I knew MacColl for twenty years; I had some idea of the work he did on singing. Many of the problems that are raised on this forum; relaxation, voice production, tone, breath control, were covered by The Critics Group and could, I believe be of help to singers here. People like Frankie Armstrong and Sandra Kerr, both respected workers on singing techniques, cut their teeth in MacColl's group.
Yet whenever MacColl's name comes up we still have to plouter through this shit.
I constantly hear what a bastard MacColl was; what evidence are we given for this? He evicted travellers off land he didn't own. Great stuff!!!
We are told that somebody wrote 'arsehole' on the back of his chair at a club where he was booked - but it was ok because he was only there "to please the punters" - wonderful way to treat a visiting guest and it doesn't show much respect for the audience who apparently wanted him there - does it?
If any of us connected with The Singers Club had pulled such a stunt with a visiting singer we'd have been out on our arses. Whether we liked their singing or not we had far too much respect for fellow performers than to treat them in the infantile way SO'P apparently finds so amusing.
SO'P, I'll give you a MacColl story to add to your repertoire.

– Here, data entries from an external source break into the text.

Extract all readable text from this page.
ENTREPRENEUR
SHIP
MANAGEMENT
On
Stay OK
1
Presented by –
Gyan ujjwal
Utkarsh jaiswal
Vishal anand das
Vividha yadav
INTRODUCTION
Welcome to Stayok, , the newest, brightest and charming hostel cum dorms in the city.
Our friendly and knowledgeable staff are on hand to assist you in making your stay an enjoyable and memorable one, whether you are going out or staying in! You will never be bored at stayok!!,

The Radio Ballad, The Travelling People probably did more for Travellers in Britain than any other single event. It made many of us aware of the situation they faced and almost certainly had a considerable influence on the passing of the 1969 Camping and Caravan Act which went some way to getting them recognised as human beings.
When it was near completion and ready to go on air it was decided to include some songs made by the Travellers themselves so an appeal was put out, and was answered by a feller named John Brune, who, no doubt you would have admired immensely.
Brune turned up with recordings of a couple of women Travellers singing such songs; the Radio Ballad team were delighted and gave one of them to Sheila Stewart to learn.
When the programme was all but completed Brune announced that the songs were fakes and he was the singer - because of where the song had been placed in the programme, as an example of Travellers own composition, it was withdrawn and Sheila, one of the finest singers on the scene, was deprived of the chance of appearing in the programme to represent her people. Had the song been included it would have undermined the authenticity of the programme and the Travellers would have lost the chance to be heard.
Don't take my word for it; read Bob Pegg's interview with Sheila Stewart on 'The Living Tradition' archive.
You've got to larf - haven't you?
I think it's time somebody "got over it" - don't you?